Она говорила по-итальянски с мисс Ловлес. Было одиннадцать часов вечера. На
озере и вокруг дома царила такая тишина, что обе женщины, должно быть,
чувствовали себя в безопасности; лишь они одни не спали во всем Жерсо.
Родольф сообразил, что немота служанки была вынужденной хитростью. Судя по
тому, как они говорили по-итальянски, это был их родной язык. Родольф
заключил из этого, что они выдавали себя за англичанок из каких-то тайных
побуждений.
"Это итальянки-эмигрантки, - подумал он, - изгнанницы, без сомнения,
имеющие основания опасаться австрийской или сардинской полиции.

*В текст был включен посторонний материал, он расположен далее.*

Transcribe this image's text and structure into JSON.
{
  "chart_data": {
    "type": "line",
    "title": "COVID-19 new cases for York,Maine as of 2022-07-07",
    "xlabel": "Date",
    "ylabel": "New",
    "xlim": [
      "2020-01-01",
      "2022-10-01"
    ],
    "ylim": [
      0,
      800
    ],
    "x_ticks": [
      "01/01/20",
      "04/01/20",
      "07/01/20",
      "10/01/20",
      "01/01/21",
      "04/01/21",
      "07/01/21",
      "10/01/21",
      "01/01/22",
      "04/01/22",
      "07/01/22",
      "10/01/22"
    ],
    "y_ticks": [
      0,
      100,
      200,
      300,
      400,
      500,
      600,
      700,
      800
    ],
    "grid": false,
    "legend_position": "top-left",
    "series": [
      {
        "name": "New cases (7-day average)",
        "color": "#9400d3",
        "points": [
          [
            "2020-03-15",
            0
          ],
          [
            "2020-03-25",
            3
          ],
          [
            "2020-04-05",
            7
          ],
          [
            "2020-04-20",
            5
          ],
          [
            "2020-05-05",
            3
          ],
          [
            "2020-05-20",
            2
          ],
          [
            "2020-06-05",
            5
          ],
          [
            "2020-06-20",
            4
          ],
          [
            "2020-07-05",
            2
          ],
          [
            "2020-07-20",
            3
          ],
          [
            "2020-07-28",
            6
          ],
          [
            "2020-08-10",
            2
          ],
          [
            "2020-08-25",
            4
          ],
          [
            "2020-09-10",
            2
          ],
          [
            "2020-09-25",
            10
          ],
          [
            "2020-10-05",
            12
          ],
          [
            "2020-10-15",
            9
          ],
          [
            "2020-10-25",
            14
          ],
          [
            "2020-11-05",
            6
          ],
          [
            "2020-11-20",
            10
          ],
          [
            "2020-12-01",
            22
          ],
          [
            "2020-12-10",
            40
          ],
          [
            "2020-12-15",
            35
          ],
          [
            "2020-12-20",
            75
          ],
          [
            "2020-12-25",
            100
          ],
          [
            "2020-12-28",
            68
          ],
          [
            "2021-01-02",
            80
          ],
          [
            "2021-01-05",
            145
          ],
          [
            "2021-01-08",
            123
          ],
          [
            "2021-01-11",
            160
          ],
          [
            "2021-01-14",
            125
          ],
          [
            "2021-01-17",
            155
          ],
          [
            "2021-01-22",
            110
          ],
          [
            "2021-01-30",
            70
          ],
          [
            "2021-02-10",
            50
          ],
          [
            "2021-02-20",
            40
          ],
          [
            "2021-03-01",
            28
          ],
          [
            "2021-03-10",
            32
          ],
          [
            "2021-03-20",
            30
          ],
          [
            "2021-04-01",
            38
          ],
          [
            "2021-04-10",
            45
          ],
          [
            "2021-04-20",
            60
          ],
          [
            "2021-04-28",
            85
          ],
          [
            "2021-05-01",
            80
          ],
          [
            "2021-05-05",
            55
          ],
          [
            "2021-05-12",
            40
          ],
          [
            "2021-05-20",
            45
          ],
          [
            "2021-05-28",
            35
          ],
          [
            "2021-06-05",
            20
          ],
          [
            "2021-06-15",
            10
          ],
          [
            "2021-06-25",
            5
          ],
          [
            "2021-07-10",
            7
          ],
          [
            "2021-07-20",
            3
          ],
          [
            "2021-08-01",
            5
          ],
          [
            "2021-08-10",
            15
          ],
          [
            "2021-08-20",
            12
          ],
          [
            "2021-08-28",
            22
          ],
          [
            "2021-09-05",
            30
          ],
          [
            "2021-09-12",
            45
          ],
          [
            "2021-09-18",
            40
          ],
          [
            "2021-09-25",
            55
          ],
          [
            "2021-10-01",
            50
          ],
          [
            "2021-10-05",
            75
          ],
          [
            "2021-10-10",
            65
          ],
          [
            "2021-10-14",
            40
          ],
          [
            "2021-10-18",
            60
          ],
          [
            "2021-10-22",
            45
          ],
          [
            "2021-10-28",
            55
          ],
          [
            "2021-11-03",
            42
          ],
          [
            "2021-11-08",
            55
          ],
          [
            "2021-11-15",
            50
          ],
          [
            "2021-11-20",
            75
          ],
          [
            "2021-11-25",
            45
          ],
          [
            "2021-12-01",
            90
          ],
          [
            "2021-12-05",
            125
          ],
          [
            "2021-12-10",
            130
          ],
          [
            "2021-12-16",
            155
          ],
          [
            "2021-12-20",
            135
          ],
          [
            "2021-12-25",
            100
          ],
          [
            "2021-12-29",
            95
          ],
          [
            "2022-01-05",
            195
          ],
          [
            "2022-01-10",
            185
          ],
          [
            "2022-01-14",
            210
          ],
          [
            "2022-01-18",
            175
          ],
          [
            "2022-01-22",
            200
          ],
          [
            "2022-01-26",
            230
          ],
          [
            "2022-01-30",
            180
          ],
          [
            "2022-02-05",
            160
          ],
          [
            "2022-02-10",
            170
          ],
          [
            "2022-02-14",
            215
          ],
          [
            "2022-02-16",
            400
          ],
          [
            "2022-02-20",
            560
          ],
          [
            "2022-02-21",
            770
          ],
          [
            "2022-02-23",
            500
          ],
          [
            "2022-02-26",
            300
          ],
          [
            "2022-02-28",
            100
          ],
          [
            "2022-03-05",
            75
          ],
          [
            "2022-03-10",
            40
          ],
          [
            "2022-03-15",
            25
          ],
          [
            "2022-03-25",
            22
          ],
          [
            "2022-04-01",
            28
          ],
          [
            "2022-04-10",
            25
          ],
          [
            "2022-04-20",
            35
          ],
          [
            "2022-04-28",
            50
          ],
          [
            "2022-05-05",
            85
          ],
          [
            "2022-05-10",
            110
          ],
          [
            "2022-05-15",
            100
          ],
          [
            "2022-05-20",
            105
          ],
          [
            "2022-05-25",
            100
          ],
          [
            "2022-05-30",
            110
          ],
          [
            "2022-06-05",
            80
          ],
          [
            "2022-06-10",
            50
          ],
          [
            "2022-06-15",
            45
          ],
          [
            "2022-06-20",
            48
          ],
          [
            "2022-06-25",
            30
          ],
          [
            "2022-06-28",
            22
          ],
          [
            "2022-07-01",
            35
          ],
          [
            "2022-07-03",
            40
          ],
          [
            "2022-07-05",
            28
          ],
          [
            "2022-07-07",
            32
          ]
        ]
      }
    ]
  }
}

Они ожидают
наступления ночи, чтобы гулять и разговаривать в полной безопасности".
Тотчас же Родольф лег на землю и пополз вдоль изгороди, как змея, пока
ему не удалось найти проход между двумя кустами акаций. Рискуя разорвать
платье и оцарапать спину, он пробрался сквозь изгородь, когда мнимая мисс
Фанни и ее мнимонемая служанка находились на другом конце аллеи; затем,
когда они приблизились на расстояние двадцати шагов, по-прежнему не видя
его, так как он скрывался в тени изгороди, довольно ярко освещенной луной,
Родольф внезапно поднялся.
- Не бойтесь меня, - сказал он по-французски, - я не шпион. Вы
эмигрантки, я догадался об этом. А я француз; один ваш взгляд приковал меня
к Жерсо.
Внезапно Родольф почувствовал острую боль от стального лезвия,
вонзившегося ему в бок, и упал навзничь.
- Nel lago con pietra , - шепнула ужасная
немая.
- Ax, Джина! - воскликнула итальянка.
- Она промахнулась, - сказал Родольф, извлекая из раны стилет,
натолкнувшийся на ребро. - Но чуточку повыше, и он попал бы прямо в сердце.